Cevap: Bu mânâ, hadîsin mefhûm-u muhalifinden çıkabilir. Hanefîler'e göre mefhûm-u muhalif, hüccet değildir. Bir de hadîs-i şerif de: «Cennete girdi demekdir.» buyurulması yüzde yüz değil ekseriyet îtibâri iledir. Zira ekseriyetle sabah ve ikindi namazlarını kılanlar, namaza münâfî olan münkerât ve fuhşiyâtdan vazgeçerler. Zâten namaz İnsanı bunlardan men'eder.

 

Bu hadîsden murâd: «Sabah ve ikindi namazlarını kılmaya devam edenler netîce îtibâri ile günün birinde mutlaka cennete gireceklerdir.» mânâsı da olabilir. Cennete girmeyi mezkûr iki namaza tahsîs etmek, onların son derece şerefli olmalarındandır.
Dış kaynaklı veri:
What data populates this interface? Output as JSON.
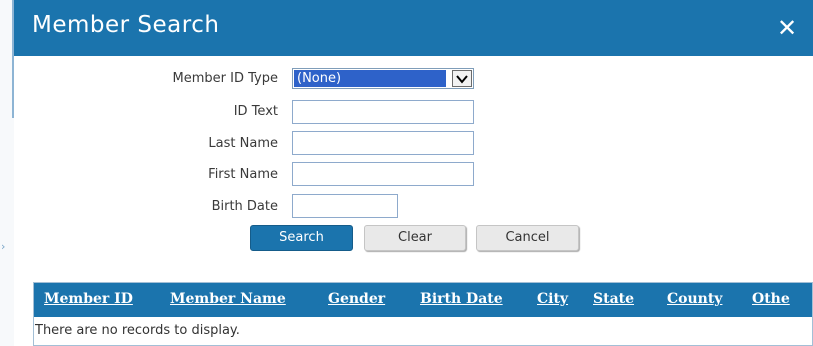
{
  "dialog": {
    "title": "Member Search",
    "close_label": "✕"
  },
  "form": {
    "member_id_type_label": "Member ID Type",
    "member_id_type_value": "(None)",
    "id_text_label": "ID Text",
    "id_text_value": "",
    "last_name_label": "Last Name",
    "last_name_value": "",
    "first_name_label": "First Name",
    "first_name_value": "",
    "birth_date_label": "Birth Date",
    "birth_date_value": ""
  },
  "buttons": {
    "search": "Search",
    "clear": "Clear",
    "cancel": "Cancel"
  },
  "grid": {
    "columns": [
      "Member ID",
      "Member Name",
      "Gender",
      "Birth Date",
      "City",
      "State",
      "County",
      "Othe"
    ],
    "empty_message": "There are no records to display."
  },
  "colors": {
    "accent": "#1b74ad",
    "selection": "#2e62c9"
  }
}
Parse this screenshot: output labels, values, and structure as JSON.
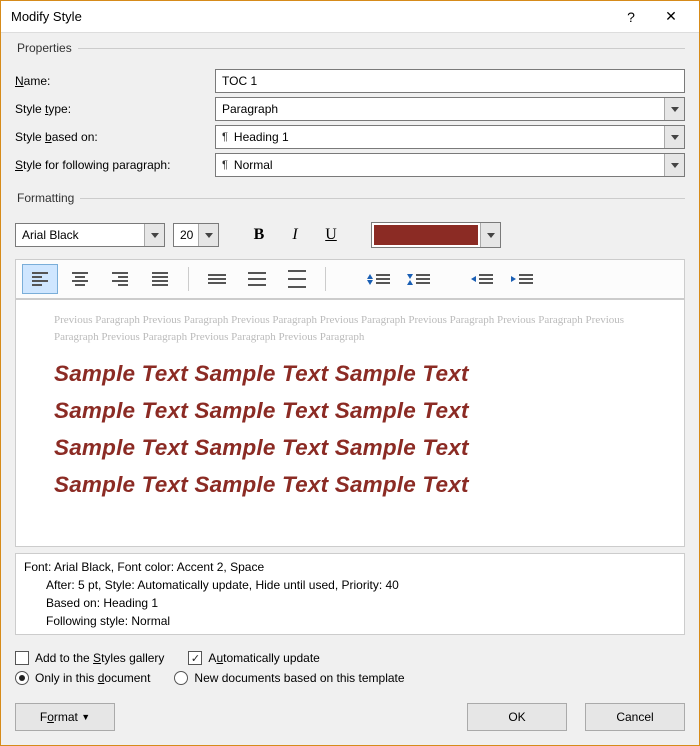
{
  "window": {
    "title": "Modify Style"
  },
  "properties": {
    "legend": "Properties",
    "name_label": "Name:",
    "name_value": "TOC 1",
    "styletype_label": "Style type:",
    "styletype_value": "Paragraph",
    "basedon_label": "Style based on:",
    "basedon_value": "Heading 1",
    "following_label": "Style for following paragraph:",
    "following_value": "Normal"
  },
  "formatting": {
    "legend": "Formatting",
    "font_name": "Arial Black",
    "font_size": "20",
    "font_color": "#8b2b24",
    "bold_label": "B",
    "italic_label": "I",
    "underline_label": "U"
  },
  "preview": {
    "context_text": "Previous Paragraph Previous Paragraph Previous Paragraph Previous Paragraph Previous Paragraph Previous Paragraph Previous Paragraph Previous Paragraph Previous Paragraph Previous Paragraph",
    "sample_line": "Sample Text Sample Text Sample Text"
  },
  "description": {
    "line1": "Font: Arial Black, Font color: Accent 2, Space",
    "line2": "After:  5 pt, Style: Automatically update, Hide until used, Priority: 40",
    "line3": "Based on: Heading 1",
    "line4": "Following style: Normal"
  },
  "options": {
    "add_gallery": "Add to the Styles gallery",
    "auto_update": "Automatically update",
    "auto_update_checked": true,
    "only_doc": "Only in this document",
    "only_doc_selected": true,
    "new_docs": "New documents based on this template"
  },
  "buttons": {
    "format": "Format",
    "ok": "OK",
    "cancel": "Cancel"
  }
}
Yukarıda da beyân edildiği vecihle bu namazlarda melekler de toplanarak hazır bulundukları için, onları cemaatla kılmaya hassaten teşvik ve terğîb buyurulmuşdur.

 

Buradaki şart cümlesinin cevâbı, esâs îtibârı ile muzâri olacakdı yâni : «Her kim serinlik namazlarını kılarsa cennete girer.» denilecekdi. Bu asıldan rücû' ederek şartın cevâbında: «Cennete girdi demekdir.» buyurulması bu işin yüzde yüz olacağını te'kîd içindir.